Last weekend my wife and I celebrated our 10th wedding anniversary. As has become custom, we watched parts of our wedding video and looked over the photo album. The kids, as usual, complained that it was boring but at least they were able to comment on how many people that they knew looked younger. It made me nostalgic to see us so young. The world seemed so open to us and family and kids were an adventure waiting to happen. I still lived under the illusion that my parents would be together forever. I looked so happy! Later, I wondered what I would have told myself if I could go back in time. No clear answer, but I wish I still had that optimism.
My mom was kind enough to take the kids for the weekend while my wife and I went to Santa Cruz. We had chosen Santa Cruz with the idea that I could go surfing while my wife did her daily run. There would be something for both of us(on previous getaways I felt kind of stuck while she was off running). Of course the one time I make it to Santa Cruz there were no waves, so my surfboard and wetsuit ended up just coming along for the ride. I ended up joining my wife on hikes in the redwoods for both days, and really enjoyed the experience. She ran off a few times to get her jogging in, but overall we spent a lot of time together on the trails. I realized how much I missed being in nature and started getting a bit depressed since I obviously was so out of order in taking care of the things I value. The interesting part was that I shared my experience with my wife as it was happening, and she was able to redirect me to acknowledge that I wanted more nature in my life, but without the judgment. Amazingly enough it really helped me feel better.
Coming back home was not too difficult with the kids (I tend to miss them when I’m away and they didn’t have a difficult readjustment this time), but I was kind of swallowed up with the stress at work. Since I’m leaving my current group I have to train my replacement and also try to finish up some loose ends. At the same time I am attempting to get trained for the group I will be joining since there will be no overlap between existing group members leaving and me officially starting. It’s been hectic.

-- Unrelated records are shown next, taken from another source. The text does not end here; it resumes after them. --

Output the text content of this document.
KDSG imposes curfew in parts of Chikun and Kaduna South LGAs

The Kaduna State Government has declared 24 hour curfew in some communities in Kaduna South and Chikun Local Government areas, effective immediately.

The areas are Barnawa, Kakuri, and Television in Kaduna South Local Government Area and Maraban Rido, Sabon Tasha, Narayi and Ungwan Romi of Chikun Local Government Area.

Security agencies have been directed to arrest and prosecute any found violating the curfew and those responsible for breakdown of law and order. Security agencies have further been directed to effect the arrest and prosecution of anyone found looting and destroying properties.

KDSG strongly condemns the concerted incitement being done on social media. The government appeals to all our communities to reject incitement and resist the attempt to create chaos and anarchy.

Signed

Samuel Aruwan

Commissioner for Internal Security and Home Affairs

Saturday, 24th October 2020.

In our couples’ therapy after our weekend away, I triggered a big episode because I said I had a “nice time”(I’m not the most verbal person) during our weekend away, but I was back to the grind. From the ensuing discussion, among other things, I was reminded that I tend to have a very porous sieve for holding onto the good stuff in my life. It made me think back to the origins of this blog, and how it was an attempt to keep track of the good things in my life, to hold onto them longer.
It’s good to be reminded of my intentions. Seeing the video and photos from 10 years ago reminded me that we got married so as to go through life together. We were vowing to be there for each other. In the subsequent years I think I’ve forgotten that fact when it comes to my own issues, and have tended to operate under the assumption that my depression is my problem to deal with on my own. However, between our couples therapy and the experience during our hike, I am learning that it’s not just my problem and that I can get support and help from my wife and in doing so brings up closer together. Being alone with my wife reminded me of how well we tend to do with each other when we get time alone, and also of our connection and bond from all those years ago. I don’t know if this blog will be around in 10 years, but I am working to make sure the marriage is. Maybe for our 20th anniversary celebration I can convince my wife to go surfing with me.